Mr Russell also confirmed the Scottish Government will continue to identify and draft the legislation needed to prepare for Brexit, while making the case for Scotland to remain within the Single Market and Customs Union.
“The Scottish Government will do everything in its power to protect the well-being of Scotland and promote the rights and interests of everyone who lives here. We are not going to allow the process of devolution to go backwards.
“The EU Withdrawal Bill still contains unacceptable provisions that allow UK Ministers to change the powers of the Parliament without agreement. The UK Government is ignoring the vote of the Parliament to refuse consent to the bill – in direct breach of the Sewel convention.
“That convention prevents Westminster legislating without consent in areas within our competence or to change our powers. The convention has never been breached before. Now it has been.
“When the most recent Scotland Act was going through the UK Parliament, we argued that references to the Sewel Convention would be nothing more than a convenient fig leaf. So it has proved.
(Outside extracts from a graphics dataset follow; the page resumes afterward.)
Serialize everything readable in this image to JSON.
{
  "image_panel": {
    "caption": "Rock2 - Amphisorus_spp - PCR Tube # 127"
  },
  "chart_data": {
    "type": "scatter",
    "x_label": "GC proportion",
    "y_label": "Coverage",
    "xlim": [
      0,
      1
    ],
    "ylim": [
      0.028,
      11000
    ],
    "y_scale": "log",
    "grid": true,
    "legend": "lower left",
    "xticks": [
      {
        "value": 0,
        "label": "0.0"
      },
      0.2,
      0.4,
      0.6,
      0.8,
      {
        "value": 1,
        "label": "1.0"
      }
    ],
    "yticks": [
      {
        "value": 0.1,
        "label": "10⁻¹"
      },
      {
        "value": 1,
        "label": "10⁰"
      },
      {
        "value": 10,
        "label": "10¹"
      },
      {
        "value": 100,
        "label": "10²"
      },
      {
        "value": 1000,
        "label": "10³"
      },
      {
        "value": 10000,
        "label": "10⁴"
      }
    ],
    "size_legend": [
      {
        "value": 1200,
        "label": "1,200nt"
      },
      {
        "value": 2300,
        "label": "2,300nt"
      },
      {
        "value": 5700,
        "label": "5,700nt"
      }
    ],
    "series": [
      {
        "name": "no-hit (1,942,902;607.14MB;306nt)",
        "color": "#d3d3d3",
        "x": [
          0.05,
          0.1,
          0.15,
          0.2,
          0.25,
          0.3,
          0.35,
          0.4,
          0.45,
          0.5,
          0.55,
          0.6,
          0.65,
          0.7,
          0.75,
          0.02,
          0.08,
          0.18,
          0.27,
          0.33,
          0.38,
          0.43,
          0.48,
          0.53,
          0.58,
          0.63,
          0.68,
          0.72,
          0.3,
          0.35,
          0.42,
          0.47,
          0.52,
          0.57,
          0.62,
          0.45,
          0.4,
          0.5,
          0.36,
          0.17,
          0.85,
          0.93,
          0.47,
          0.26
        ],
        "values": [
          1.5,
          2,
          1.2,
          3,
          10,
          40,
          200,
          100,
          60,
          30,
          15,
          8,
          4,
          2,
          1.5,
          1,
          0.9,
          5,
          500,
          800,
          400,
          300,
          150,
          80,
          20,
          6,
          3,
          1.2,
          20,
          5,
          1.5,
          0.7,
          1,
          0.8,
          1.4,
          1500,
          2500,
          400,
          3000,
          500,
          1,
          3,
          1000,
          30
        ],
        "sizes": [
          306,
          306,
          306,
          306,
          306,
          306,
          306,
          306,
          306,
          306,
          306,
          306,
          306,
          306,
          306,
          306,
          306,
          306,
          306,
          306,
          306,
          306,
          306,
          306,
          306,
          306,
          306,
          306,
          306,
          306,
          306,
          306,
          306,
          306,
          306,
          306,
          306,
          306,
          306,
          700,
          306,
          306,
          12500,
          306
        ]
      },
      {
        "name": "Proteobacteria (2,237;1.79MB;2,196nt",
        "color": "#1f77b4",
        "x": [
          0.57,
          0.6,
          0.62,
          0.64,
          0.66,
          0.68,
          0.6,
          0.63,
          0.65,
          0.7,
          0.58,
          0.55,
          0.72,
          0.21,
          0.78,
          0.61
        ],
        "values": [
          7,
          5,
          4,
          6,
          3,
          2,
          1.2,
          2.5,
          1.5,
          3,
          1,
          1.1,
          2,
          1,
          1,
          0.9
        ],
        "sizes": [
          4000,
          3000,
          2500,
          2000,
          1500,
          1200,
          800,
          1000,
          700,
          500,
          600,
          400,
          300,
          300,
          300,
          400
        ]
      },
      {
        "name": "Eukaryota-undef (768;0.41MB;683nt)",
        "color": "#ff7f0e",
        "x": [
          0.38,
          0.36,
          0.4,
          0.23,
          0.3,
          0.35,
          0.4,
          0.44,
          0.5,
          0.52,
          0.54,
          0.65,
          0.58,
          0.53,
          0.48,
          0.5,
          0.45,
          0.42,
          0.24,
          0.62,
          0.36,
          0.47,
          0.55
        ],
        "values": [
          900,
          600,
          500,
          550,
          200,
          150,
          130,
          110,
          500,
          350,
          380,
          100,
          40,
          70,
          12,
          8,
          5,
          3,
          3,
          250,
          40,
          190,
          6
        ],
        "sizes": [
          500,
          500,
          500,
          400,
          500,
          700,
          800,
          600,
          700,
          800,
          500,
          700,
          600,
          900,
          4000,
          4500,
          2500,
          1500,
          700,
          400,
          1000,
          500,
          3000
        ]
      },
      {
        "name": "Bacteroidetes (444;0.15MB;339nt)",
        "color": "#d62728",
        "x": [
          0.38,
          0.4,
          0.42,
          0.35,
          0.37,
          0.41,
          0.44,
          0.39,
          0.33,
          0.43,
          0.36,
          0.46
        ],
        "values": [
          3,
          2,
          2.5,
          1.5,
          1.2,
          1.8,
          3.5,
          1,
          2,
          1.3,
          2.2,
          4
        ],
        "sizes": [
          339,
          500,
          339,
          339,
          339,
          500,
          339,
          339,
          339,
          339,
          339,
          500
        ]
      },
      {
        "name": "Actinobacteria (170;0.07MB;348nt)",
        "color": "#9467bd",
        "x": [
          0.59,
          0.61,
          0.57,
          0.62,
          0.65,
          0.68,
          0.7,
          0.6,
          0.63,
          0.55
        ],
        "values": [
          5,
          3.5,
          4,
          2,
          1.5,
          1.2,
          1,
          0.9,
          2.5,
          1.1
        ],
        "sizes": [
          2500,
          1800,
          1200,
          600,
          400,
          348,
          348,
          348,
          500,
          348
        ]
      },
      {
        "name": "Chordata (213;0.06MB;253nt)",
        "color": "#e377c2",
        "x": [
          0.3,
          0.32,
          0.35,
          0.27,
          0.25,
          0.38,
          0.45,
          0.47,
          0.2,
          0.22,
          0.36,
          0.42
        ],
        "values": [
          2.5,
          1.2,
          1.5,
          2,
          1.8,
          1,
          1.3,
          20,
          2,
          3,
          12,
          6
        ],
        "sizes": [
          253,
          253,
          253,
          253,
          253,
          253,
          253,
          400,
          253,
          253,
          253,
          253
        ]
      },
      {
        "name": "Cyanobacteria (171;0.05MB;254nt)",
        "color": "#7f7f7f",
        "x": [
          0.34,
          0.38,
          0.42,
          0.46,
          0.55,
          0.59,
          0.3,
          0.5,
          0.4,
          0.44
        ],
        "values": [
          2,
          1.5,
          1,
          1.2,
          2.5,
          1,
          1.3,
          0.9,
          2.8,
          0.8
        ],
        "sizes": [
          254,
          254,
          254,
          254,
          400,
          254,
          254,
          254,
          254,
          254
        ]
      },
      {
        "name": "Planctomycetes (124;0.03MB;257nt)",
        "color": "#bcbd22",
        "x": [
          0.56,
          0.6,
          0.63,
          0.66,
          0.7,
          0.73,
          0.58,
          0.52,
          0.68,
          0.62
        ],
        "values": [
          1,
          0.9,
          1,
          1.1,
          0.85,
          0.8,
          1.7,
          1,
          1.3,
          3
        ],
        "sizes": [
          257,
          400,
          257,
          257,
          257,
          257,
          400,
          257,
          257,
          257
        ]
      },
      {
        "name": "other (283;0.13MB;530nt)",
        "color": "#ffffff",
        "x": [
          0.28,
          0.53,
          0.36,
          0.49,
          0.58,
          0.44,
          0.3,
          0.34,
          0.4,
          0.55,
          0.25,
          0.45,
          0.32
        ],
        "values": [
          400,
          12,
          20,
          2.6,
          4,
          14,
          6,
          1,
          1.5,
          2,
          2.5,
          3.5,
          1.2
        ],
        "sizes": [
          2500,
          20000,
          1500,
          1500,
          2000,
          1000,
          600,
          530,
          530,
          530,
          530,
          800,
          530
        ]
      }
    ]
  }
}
“At that time we also proposed provisions to put Sewel on a stronger footing. Crucially, these provisions would have required the UK Government to consult with the Scottish Government on any bills requiring consent in advance of their introduction, and they would have provided a proper statutory footing for the Sewel Convention, as recommended by the Smith Commission, by setting out the requirements of the Convention in full, on the face of the Scotland Act.
“Those provisions would have protected the role of this Parliament in the laws it is responsible for rather than confuse them, as the UK Government’s preferred provisions clearly have now done. They would have also strengthened inter-governmental working.
“It is time to look again at how we embed the requirement for the Scottish Parliament’s consent in law.”
“We will never bring to Parliament recommendations that constrain its competence and reduce its ability to serve the people of Scotland. But we now need to press ahead with developing measures to bring at least a degree of legislative continuity in these uncertain times.
“We will provide the Parliament with the detail of the required secondary legislation at an early stage in the new session and I expect the legislative process to get underway shortly thereafter.”